Nowadays, the role of artificial intelligence is increasing; it has more and more areas affecting our lives, the intertwining of humans and digital devices is becoming more and more common in our modern society. With machine vision - a branch of artificial intelligence -, our devices can detect the world around them, carry out automated tests and execute tasks needing coordination. Object detection algorithms serve the same purpose, but their real time usage is restricted due to high hardware needs.
In this work, I am trying to develop a deep learning based solution that can reduce this resource requirement. The solution is based on an existing object detection algorithm that will provide the input for the system. The introduced recurrent solution with Long Short-Term Memory (LSTM) cells tries to predict the future location of objects based on their class and their previous locations. Thus, it would not be necessary to run the object detection algorithm all the time, it would only need to be re-run after a certain period. The proposed network belongs to the time series prediction type of the LSTM networks.

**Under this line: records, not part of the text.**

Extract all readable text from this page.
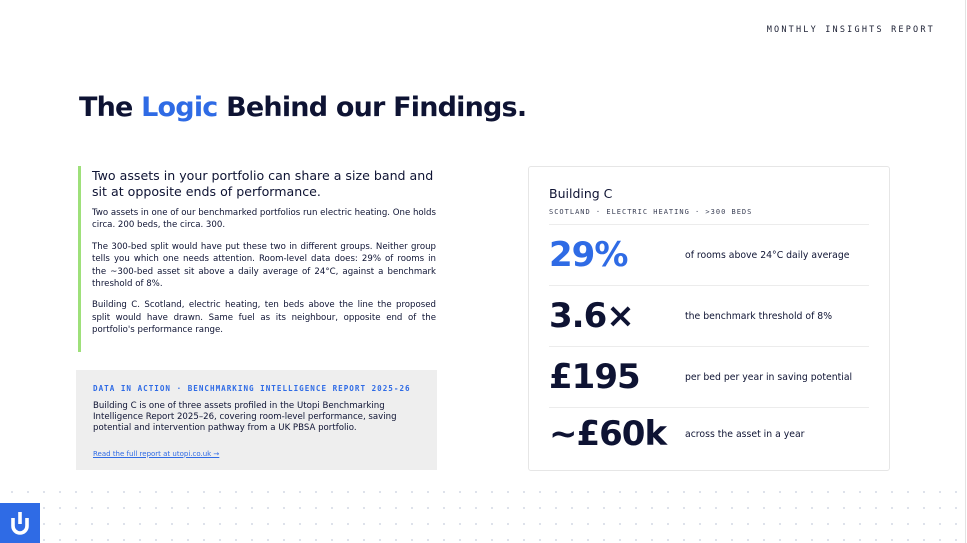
MONTHLY INSIGHTS REPORT
The Logic Behind our Findings.

Two assets in your portfolio can share a size band and sit at opposite ends of performance.

Two assets in one of our benchmarked portfolios run electric heating. One holds circa. 200 beds, the circa. 300.

The 300-bed split would have put these two in different groups. Neither group tells you which one needs attention. Room-level data does: 29% of rooms in the ~300-bed asset sit above a daily average of 24°C, against a benchmark threshold of 8%.

Building C. Scotland, electric heating, ten beds above the line the proposed split would have drawn. Same fuel as its neighbour, opposite end of the portfolio's performance range.

DATA IN ACTION · BENCHMARKING INTELLIGENCE REPORT 2025-26

Building C is one of three assets profiled in the Utopi Benchmarking Intelligence Report 2025–26, covering room-level performance, saving potential and intervention pathway from a UK PBSA portfolio.

Read the full report at utopi.co.uk →
Building C
SCOTLAND · ELECTRIC HEATING · >300 BEDS
29%	of rooms above 24°C daily average
3.6×	the benchmark threshold of 8%
£195	per bed per year in saving potential
~£60k	across the asset in a year
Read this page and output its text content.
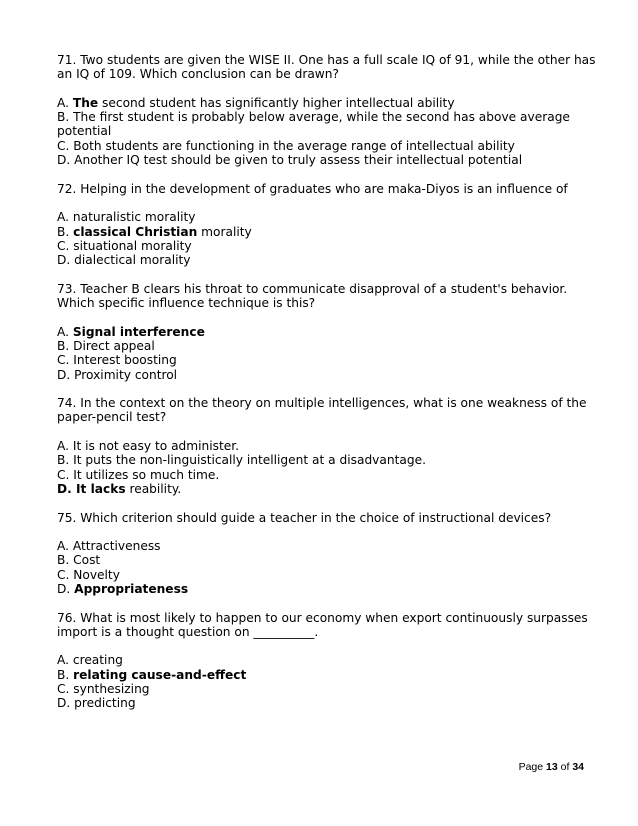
71. Two students are given the WISE II. One has a full scale IQ of 91, while the other has an IQ of 109. Which conclusion can be drawn?
A. The second student has significantly higher intellectual ability
B. The first student is probably below average, while the second has above average potential
C. Both students are functioning in the average range of intellectual ability
D. Another IQ test should be given to truly assess their intellectual potential
72. Helping in the development of graduates who are maka-Diyos is an influence of
A. naturalistic morality
B. classical Christian morality
C. situational morality
D. dialectical morality
73. Teacher B clears his throat to communicate disapproval of a student's behavior. Which specific influence technique is this?
A. Signal interference
B. Direct appeal
C. Interest boosting
D. Proximity control
74. In the context on the theory on multiple intelligences, what is one weakness of the paper-pencil test?
A. It is not easy to administer.
B. It puts the non-linguistically intelligent at a disadvantage.
C. It utilizes so much time.
D. It lacks reability.
75. Which criterion should guide a teacher in the choice of instructional devices?
A. Attractiveness
B. Cost
C. Novelty
D. Appropriateness
76. What is most likely to happen to our economy when export continuously surpasses import is a thought question on __________.
A. creating
B. relating cause-and-effect
C. synthesizing
D. predicting
Page 13 of 34
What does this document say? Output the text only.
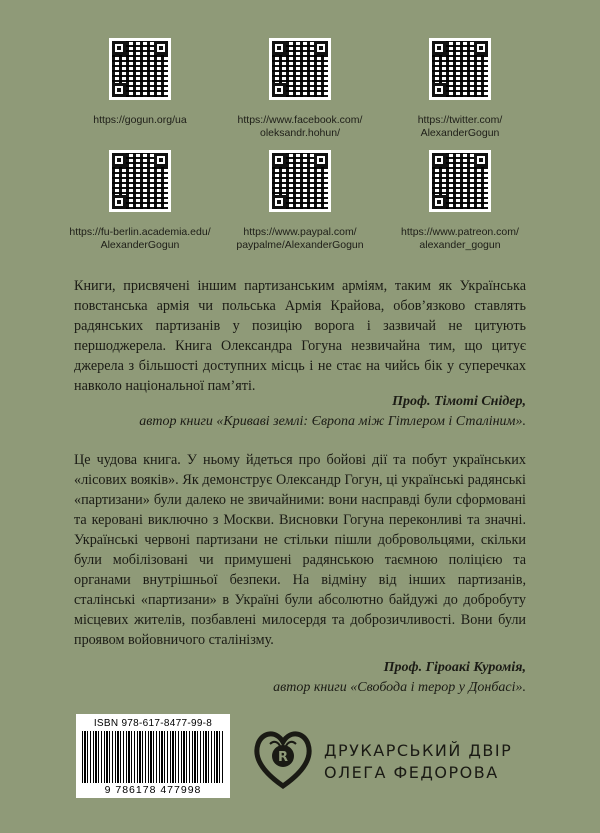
https://gogun.org/ua	https://www.facebook.com/
oleksandr.hohun/
https://twitter.com/
AlexanderGogun
https://fu-berlin.academia.edu/
AlexanderGogun
https://www.paypal.com/
paypalme/AlexanderGogun
https://www.patreon.com/
alexander_gogun

Книги, присвячені іншим партизанським арміям, таким як Українська повстанська армія чи польська Армія Крайова, обов’язково ставлять радянських партизанів у позицію ворога і зазвичай не цитують першоджерела. Книга Олександра Гогуна незвичайна тим, що цитує джерела з більшості доступних місць і не стає на чийсь бік у суперечках навколо національної пам’яті.

Проф. Тімоті Снідер,
автор книги «Криваві землі: Європа між Гітлером і Сталіним».

Це чудова книга. У ньому йдеться про бойові дії та побут українських «лісових вояків». Як демонструє Олександр Гогун, ці українські радянські «партизани» були далеко не звичайними: вони насправді були сформовані та керовані виключно з Москви. Висновки Гогуна переконливі та значні. Українські червоні партизани не стільки пішли добровольцями, скільки були мобілізовані чи примушені радянською таємною поліцією та органами внутрішньої безпеки. На відміну від інших партизанів, сталінські «партизани» в Україні були абсолютно байдужі до добробуту місцевих жителів, позбавлені милосердя та доброзичливості. Вони були проявом войовничого сталінізму.

Проф. Гіроакі Куромія,
автор книги «Свобода і терор у Донбасі».
ISBN 978-617-8477-99-8
9 786178 477998
R ДРУКАРСЬКИЙ ДВІР
ОЛЕГА ФЕДОРОВА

To find the ideal model, I will use different metrics (MABO - Mean Average Best Overlap, mAP – Mean Average Precision). The task is made complex by the many variable factors such as the number of classes to train for, the number of input data (how many previous data should serve as input), and how far to predict in the future.
Briefly, I am going to predict the movement (which forms time series) of objects with a LSTM network, which I will evaluate with MABO and mAP metrics. The results predicted by the model are compared with the results determined by linear regression.